Canadian Computing Competition: 2011 Stage 2, Day 2, Problem 2
You are playing a game with a stack of ~N~ disks (~1 \leq N \leq 100~). The goal of the game is remove all of the disks from your stack. However, there is a cost associated with removing disks, and you wish to minimize the cost of removing all the disks from your stack.
Each disk contains a label, with the label ~L~ being in the range ~1 \leq L \leq 20~.
You are also given a "Master stack" of ~N~ disks which you can use to help you remove disks from your stack.

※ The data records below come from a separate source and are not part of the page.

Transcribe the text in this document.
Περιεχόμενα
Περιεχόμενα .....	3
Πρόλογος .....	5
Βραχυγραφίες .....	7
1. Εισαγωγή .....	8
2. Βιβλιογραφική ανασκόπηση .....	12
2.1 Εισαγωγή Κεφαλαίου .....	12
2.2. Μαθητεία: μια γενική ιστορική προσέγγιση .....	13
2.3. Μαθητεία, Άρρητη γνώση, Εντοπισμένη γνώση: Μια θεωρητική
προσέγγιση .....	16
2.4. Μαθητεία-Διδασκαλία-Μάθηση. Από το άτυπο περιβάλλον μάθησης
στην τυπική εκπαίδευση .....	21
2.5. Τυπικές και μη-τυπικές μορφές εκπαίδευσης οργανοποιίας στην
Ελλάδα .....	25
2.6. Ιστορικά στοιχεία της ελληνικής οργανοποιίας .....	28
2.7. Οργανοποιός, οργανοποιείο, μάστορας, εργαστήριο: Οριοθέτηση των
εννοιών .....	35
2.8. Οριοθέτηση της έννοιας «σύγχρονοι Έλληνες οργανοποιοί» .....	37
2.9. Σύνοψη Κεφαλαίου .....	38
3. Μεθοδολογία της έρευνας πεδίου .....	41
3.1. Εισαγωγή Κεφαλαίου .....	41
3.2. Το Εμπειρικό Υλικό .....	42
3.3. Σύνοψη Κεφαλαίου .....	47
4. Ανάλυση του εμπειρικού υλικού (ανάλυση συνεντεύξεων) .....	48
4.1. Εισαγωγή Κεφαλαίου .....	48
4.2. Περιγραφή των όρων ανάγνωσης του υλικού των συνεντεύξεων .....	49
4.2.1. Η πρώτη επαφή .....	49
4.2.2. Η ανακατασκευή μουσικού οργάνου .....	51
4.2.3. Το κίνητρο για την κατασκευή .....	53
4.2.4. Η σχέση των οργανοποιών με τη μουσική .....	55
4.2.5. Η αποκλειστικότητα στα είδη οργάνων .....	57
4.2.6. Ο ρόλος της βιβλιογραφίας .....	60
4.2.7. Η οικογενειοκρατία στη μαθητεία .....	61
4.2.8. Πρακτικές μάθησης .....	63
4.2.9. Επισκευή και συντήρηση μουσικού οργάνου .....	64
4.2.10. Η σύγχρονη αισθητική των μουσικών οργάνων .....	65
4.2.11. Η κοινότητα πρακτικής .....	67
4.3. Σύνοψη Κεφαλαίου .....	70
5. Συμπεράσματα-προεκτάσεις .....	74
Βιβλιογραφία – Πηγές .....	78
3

You can remove disks from the top of your stack of disks in two ways:
remove a disk at the top of your stack: if label of the disk on top of your stack is ~c~, that disk can be removed from your stack with cost ~c~;
remove a disk from both the top of the Master stack and the top of your stack if the label is the same between both disks: in this case, there is no cost with removing both disks.
You are also allowed to modify the order of the top ~K~ (~1 \leq K \leq 4~) elements of your stack, so long as immediately after each modification, you remove the top element of your stack. There are three allowed modifications:
Reverse: you may reverse the order of the top ~r~ (~2 \leq r \leq K~) disks on your stack. In other words, if the top ~r~ disks are ~d_1, d_2, \dots, d_r~ (reading from the top down), then after this operation, the top ~r~ disks will be ~d_r, \dots, d_2, d_1~ (reading from the top down). The cost of one reverse operation is ~R~ (~1 \leq R \leq 1\,000\,000~).
(Cyclic Shift) Up: you can shift up one disk in the range of the top ~u~ disks (~2 \leq u \leq K~). For example, if the top four disks are ~d_1, d_2, d_3, d_4~ (read from the top down), you can perform an up shift in the range of the top three elements to get ~d_2, d_3, d_1, d_4~ or an up shift of the top four elements to get ~d_2, d_3, d_4, d_1~. The cost of one up shift operation is ~U~ (~1 \leq U \leq 1\,000\,000~).
(Cyclic Shift) Down: you can shift down one disk in the range of the top ~d~ disks (~2 \leq d \leq K~). For example, if the top four disks are ~d_1, d_2, d_3, d_4~ (read from the top down), you can perform a down shift in the range of the top three elements to get ~d_3, d_1, d_2, d_4~ or a down shift of the top four elements to get ~d_4, d_1, d_2, d_3~. The cost of one down shift operation is ~D~ (~1 \leq D \leq 1\,000\,000~).
If the operations yield a match between the top of the master stack and the top of your stack, you can pop for free. If not, you must pay the cost of the pop.
There is one additional constraint. At any point in the game, if a disk at level ~j~ is being popped (levels start at 0 at the bottom of the stack), then all elements that were originally at level ~j+M~ or higher must have already been popped, where ~1 \leq M \leq 5~.
Minimize the cost required to pop all the elements off of your stack.
The first line will contain 6 space-separated integers: ~N, K, M, D, U, R~ where:
- ~N~ is the number of disks in each of the stacks (~1 \leq N \leq 100~)
- ~K~, the maximum depth at which operations can be done (~1\leq K \leq 4~)
- ~M~, the threshold before which elements can be removed from our stack, (~1\leq M \leq 5~)
- ~D~, the cost for a shift in which the bottom element of the selected range goes to the top (~1 \leq D \leq 10^6~)
- ~U~, the cost for an up shift operation (in which the top element of the selected range goes to the bottom), (~1 \leq U\leq 10^6~)
- ~R~, the cost for reversing the top elements of the selected range (~1 \leq R \leq 10^6~)
~2N~ lines will follow, each containing a number ~L~ (~1 \leq L \leq 20~). The first ~N~ lines will contain the labels of the disks in the Master stack, from top to bottom. The next ~N~ lines will contain the labels of the disks in your stack, from top to bottom.
Note: For 20% of the marks for this question, you may assume that ~K \leq 2~.
Output the integer (on one line) which is the minimal cost required to remove all disks from your stack.
7 3 3 4 4 3 5 6 3 5 4 1 2 3 5 6 5 1 4 1
Explanation for Sample Output
We take 3 to the bottom and shift the two blocks below it up, with cost 4. Then we remove four blocks from each stack, remove a 1 from the playing stack, with cost 1, and remove two blocks from each stack.